Cell numbers in clonogenic colonies arising from HLEC1 were further evaluated as described in Figures S4, S5 and S6, because the increased colonial area may not necessarily reflect the increased proliferation. Cell numbers in clonogenic colonies significantly increased at ≥2 Gy, and ranged from 50 cells/colony (i.e., criteria for a survivor in the colony formation assay) observed at 0, 0.5 and 1 Gy to 57,745 cells/colony observed at 6 Gy each of which corresponded to PDN 5.64 and 15.8, respectively (Figure 6A). Figure 6B clearly shows that irradiation greatly increases PDN of clonogenic cells during a period of 14 days for colony formation (e.g., PDN 12.6 at 6 Gy increased from PDN 10.0 at 0 Gy). This finding reinforces the observation that irradiation stimulates the proliferation of clonogenic cells, but the impact of irradiation on nonclonogenic cells was still unclear. To address this, the number of all cells outside clonogenic colonies (i.e., cells in abortive colonies or other nonclonogenic cells) was counted. Then, the changes in CPD of the whole population were reasonably evaluated (Figure 6C), such that CPD in sham-irradiated controls that actually increased after 14 days (>4) was not so different from that assumed given a population doubling of 66.6 h (<5).

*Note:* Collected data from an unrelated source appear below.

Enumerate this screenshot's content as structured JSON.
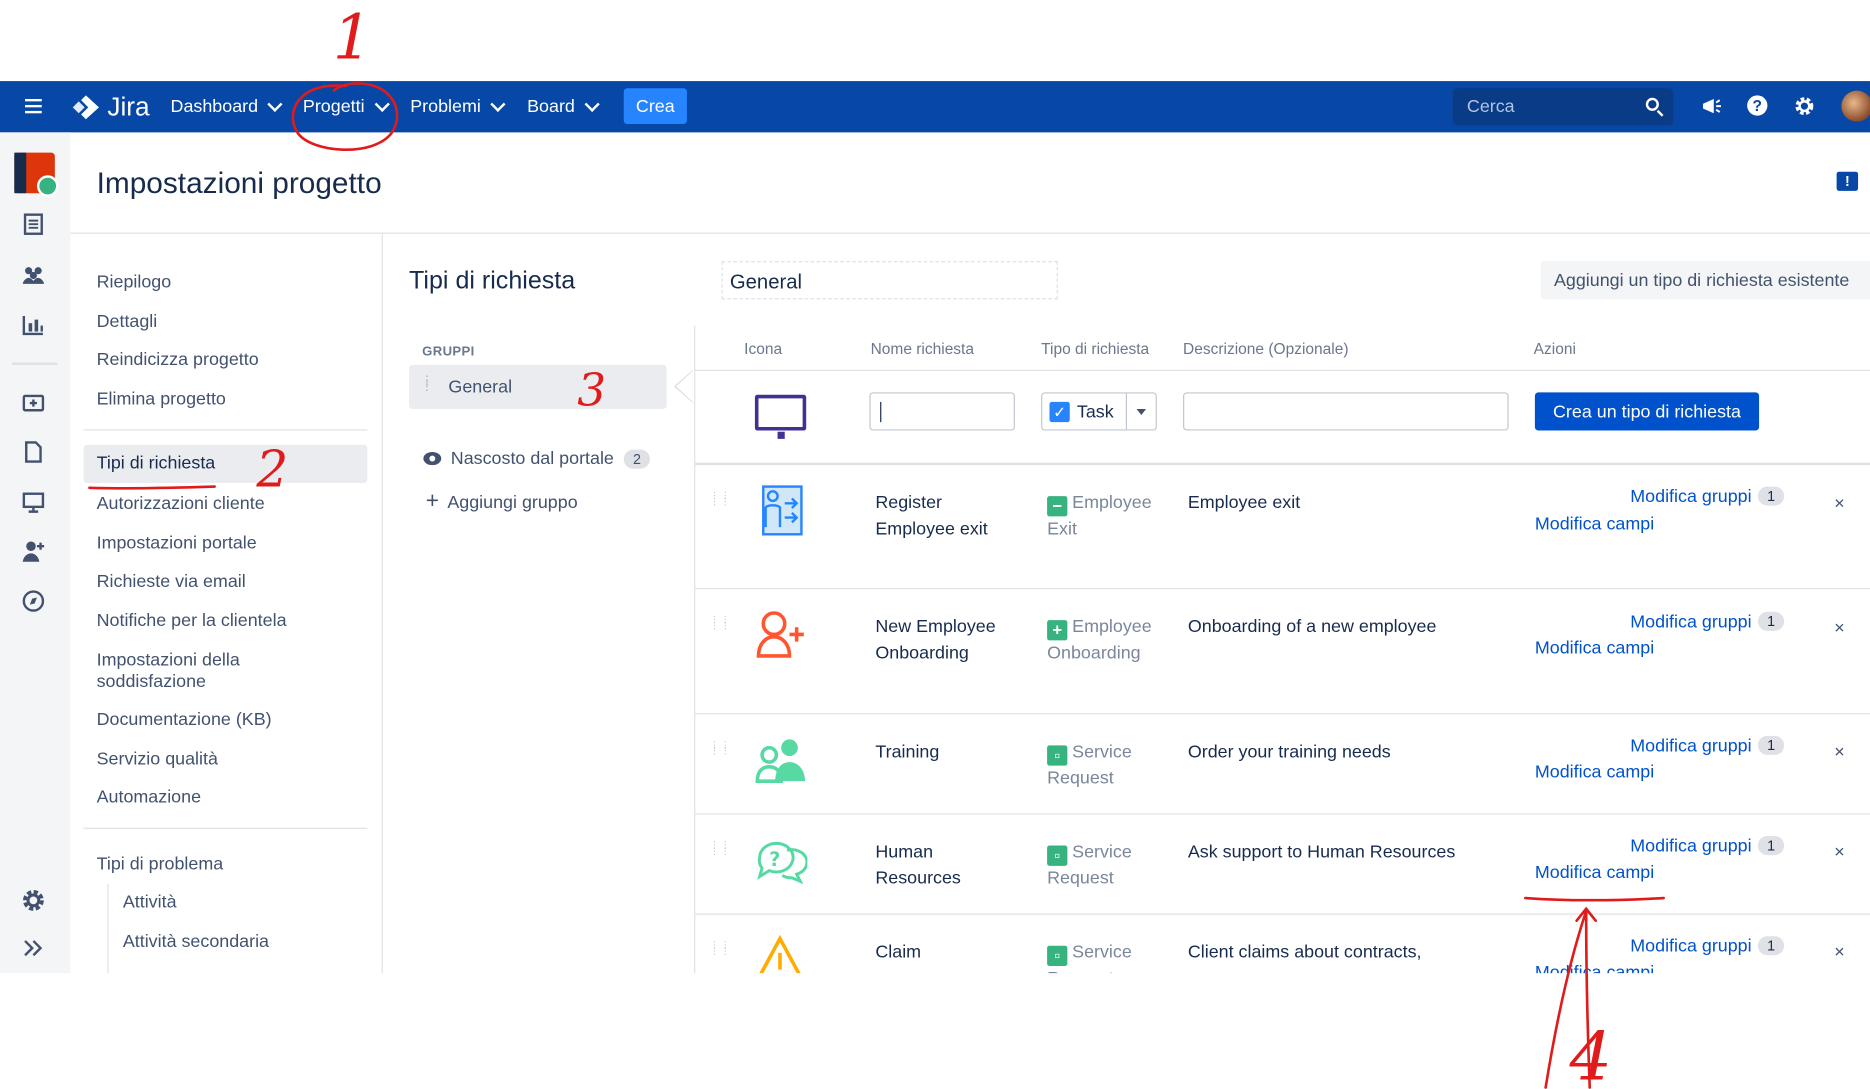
{
  "topnav": {
    "logo": "Jira",
    "items": [
      "Dashboard",
      "Progetti",
      "Problemi",
      "Board"
    ],
    "create_label": "Crea",
    "search_placeholder": "Cerca"
  },
  "header": {
    "title": "Impostazioni progetto"
  },
  "settings_nav": {
    "group1": [
      "Riepilogo",
      "Dettagli",
      "Reindicizza progetto",
      "Elimina progetto"
    ],
    "selected": "Tipi di richiesta",
    "group2": [
      "Autorizzazioni cliente",
      "Impostazioni portale",
      "Richieste via email",
      "Notifiche per la clientela",
      "Impostazioni della soddisfazione",
      "Documentazione (KB)",
      "Servizio qualità",
      "Automazione"
    ],
    "issue_types_label": "Tipi di problema",
    "issue_types": [
      "Attività",
      "Attività secondaria"
    ]
  },
  "groups_panel": {
    "title": "Tipi di richiesta",
    "groups_heading": "GRUPPI",
    "selected_group": "General",
    "hidden_label": "Nascosto dal portale",
    "hidden_count": "2",
    "add_group": "Aggiungi gruppo"
  },
  "main": {
    "group_name_value": "General",
    "add_existing_button": "Aggiungi un tipo di richiesta esistente",
    "columns": {
      "icon": "Icona",
      "name": "Nome richiesta",
      "type": "Tipo di richiesta",
      "description": "Descrizione",
      "description_optional": "(Opzionale)",
      "actions": "Azioni"
    },
    "new_row": {
      "name_value": "",
      "type_value": "Task",
      "description_value": "",
      "create_button": "Crea un tipo di richiesta"
    },
    "rows": [
      {
        "name": "Register Employee exit",
        "type": "Employee Exit",
        "type_color": "#36b37e",
        "description": "Employee exit",
        "edit_groups": "Modifica gruppi",
        "groups_count": "1",
        "edit_fields": "Modifica campi",
        "icon": "employee-exit-icon"
      },
      {
        "name": "New Employee Onboarding",
        "type": "Employee Onboarding",
        "type_color": "#36b37e",
        "description": "Onboarding of a new employee",
        "edit_groups": "Modifica gruppi",
        "groups_count": "1",
        "edit_fields": "Modifica campi",
        "icon": "add-user-icon"
      },
      {
        "name": "Training",
        "type": "Service Request",
        "type_color": "#36b37e",
        "description": "Order your training needs",
        "edit_groups": "Modifica gruppi",
        "groups_count": "1",
        "edit_fields": "Modifica campi",
        "icon": "training-icon"
      },
      {
        "name": "Human Resources",
        "type": "Service Request",
        "type_color": "#36b37e",
        "description": "Ask support to Human Resources",
        "edit_groups": "Modifica gruppi",
        "groups_count": "1",
        "edit_fields": "Modifica campi",
        "icon": "question-chat-icon"
      },
      {
        "name": "Claim",
        "type": "Service Request",
        "type_color": "#36b37e",
        "description": "Client claims about contracts,",
        "edit_groups": "Modifica gruppi",
        "groups_count": "1",
        "edit_fields": "Modifica campi",
        "icon": "warning-icon"
      }
    ]
  },
  "annotations": [
    "1",
    "2",
    "3",
    "4"
  ],
  "colors": {
    "nav_bg": "#0747a6",
    "create_btn": "#2684ff",
    "primary": "#0052cc",
    "annotation": "#e01b1b"
  }
}
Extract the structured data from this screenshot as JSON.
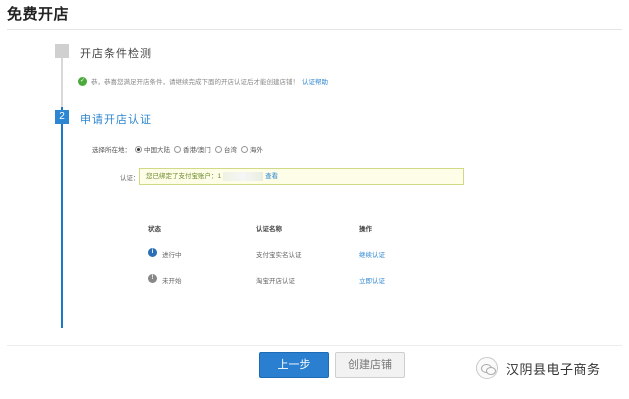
{
  "page": {
    "title": "免费开店"
  },
  "step1": {
    "number": "",
    "title": "开店条件检测",
    "check_text": "恭，恭喜您满足开店条件，请继续完成下面的开店认证后才能创建店铺！",
    "check_link": "认证帮助"
  },
  "step2": {
    "number": "2",
    "title": "申请开店认证",
    "region": {
      "label": "选择所在地：",
      "options": [
        "中国大陆",
        "香港/澳门",
        "台湾",
        "海外"
      ],
      "selected": "中国大陆"
    },
    "auth": {
      "label": "认证：",
      "message": "您已绑定了支付宝账户：1",
      "view_link": "查看"
    },
    "table": {
      "headers": [
        "状态",
        "认证名称",
        "操作"
      ],
      "rows": [
        {
          "status": "进行中",
          "name": "支付宝实名认证",
          "action": "继续认证",
          "icon": "info-icon"
        },
        {
          "status": "未开始",
          "name": "淘宝开店认证",
          "action": "立即认证",
          "icon": "pending-icon"
        }
      ]
    }
  },
  "buttons": {
    "prev": "上一步",
    "create": "创建店铺"
  },
  "watermark": {
    "text": "汉阴县电子商务"
  },
  "colors": {
    "accent": "#2d86d1",
    "success": "#4caa3c",
    "notice_bg": "#fdfde8"
  }
}
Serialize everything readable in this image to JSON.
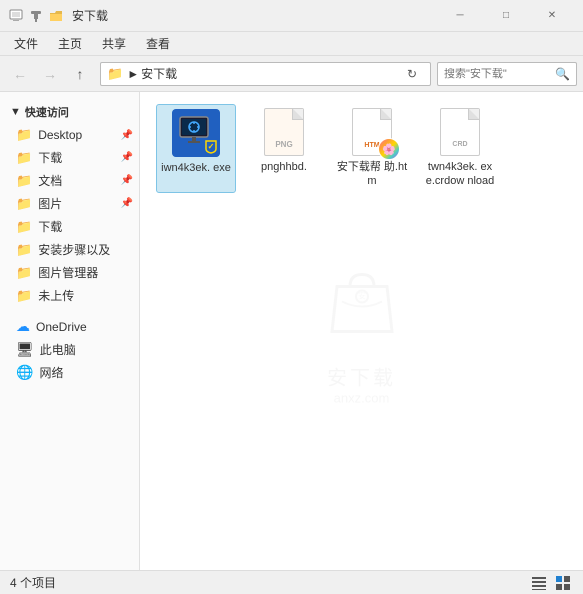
{
  "titlebar": {
    "title": "安下载",
    "controls": {
      "minimize": "─",
      "maximize": "□",
      "close": "✕"
    }
  },
  "menubar": {
    "items": [
      "文件",
      "主页",
      "共享",
      "查看"
    ]
  },
  "toolbar": {
    "back_title": "后退",
    "forward_title": "前进",
    "up_title": "向上",
    "address": "安下载",
    "address_folder": "▶",
    "refresh_title": "刷新",
    "search_placeholder": "搜索\"安下载\""
  },
  "sidebar": {
    "quick_access_label": "快速访问",
    "items": [
      {
        "label": "Desktop",
        "icon": "folder",
        "pinned": true
      },
      {
        "label": "下载",
        "icon": "folder",
        "pinned": true
      },
      {
        "label": "文档",
        "icon": "folder",
        "pinned": true
      },
      {
        "label": "图片",
        "icon": "folder",
        "pinned": true
      },
      {
        "label": "下载",
        "icon": "folder"
      },
      {
        "label": "安装步骤以及",
        "icon": "folder"
      },
      {
        "label": "图片管理器",
        "icon": "folder"
      },
      {
        "label": "未上传",
        "icon": "folder"
      }
    ],
    "onedrive_label": "OneDrive",
    "pc_label": "此电脑",
    "network_label": "网络"
  },
  "files": [
    {
      "name": "iwn4k3ek.\nexe",
      "type": "exe"
    },
    {
      "name": "pnghhbd.",
      "type": "generic"
    },
    {
      "name": "安下载帮\n助.htm",
      "type": "htm"
    },
    {
      "name": "twn4k3ek.\nexe.crdow\nnload",
      "type": "generic"
    }
  ],
  "statusbar": {
    "count_label": "4 个项目"
  },
  "watermark": {
    "text": "安下载",
    "subtext": "anxz.com"
  }
}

As a whole population, a replicative lifespan (∼17.1 CPD) was not exceeded irrespective of dose, and irradiation reduced population doublings. The CPD for HLEC1 was less reduced at high dose due to cellular proliferation in clonogenic colonies than WI-38 cells (Figure 6C), and this led to changes in the shape of the survival curve for HLEC1 (Figure 7).
Discussion
Here we have carried out the colony formation assay of two primary normal human diploid female fetal cell strains: HLEC1 lens epithelial cells and WI-38 lung fibroblasts. HLEC1 had the lower plating efficiency than WI-38, but a difference in the clonogenic survival (colony number-based survival) between two strains was insignificant (Figure 3), indicating that the same dose inactivates the same fraction of clonogenic cells in both strains. For WI-38, the fraction and size of clonogenic colonies declined with dose to a parental cell (Figures 5A and S5), and a difference between the colony number-based survival and the cell number-based survival was insignificant (Figure 7). These findings conform to the general principle of the colony formation assay [12] and are also consistent with our previous findings obtained with AG01522D primary normal human diploid male nonfatal foreskin fibroblasts [16], [17], [18]. Intriguingly, however, the reverse held true for HLEC1. The area of clonogenic colonies and its cell numbers escalated significantly at ≥2 Gy (Figures 5A and 6A), and the “large” colonies explained nearly one-third of all clonogenic colonies at 4 and 6 Gy (Figure 5B). It is evident from these findings that irradiation stimulates the proliferation of surviving uninactivated clonogenic cells. Findings obtained with HLEC1 are discussed in more detail below.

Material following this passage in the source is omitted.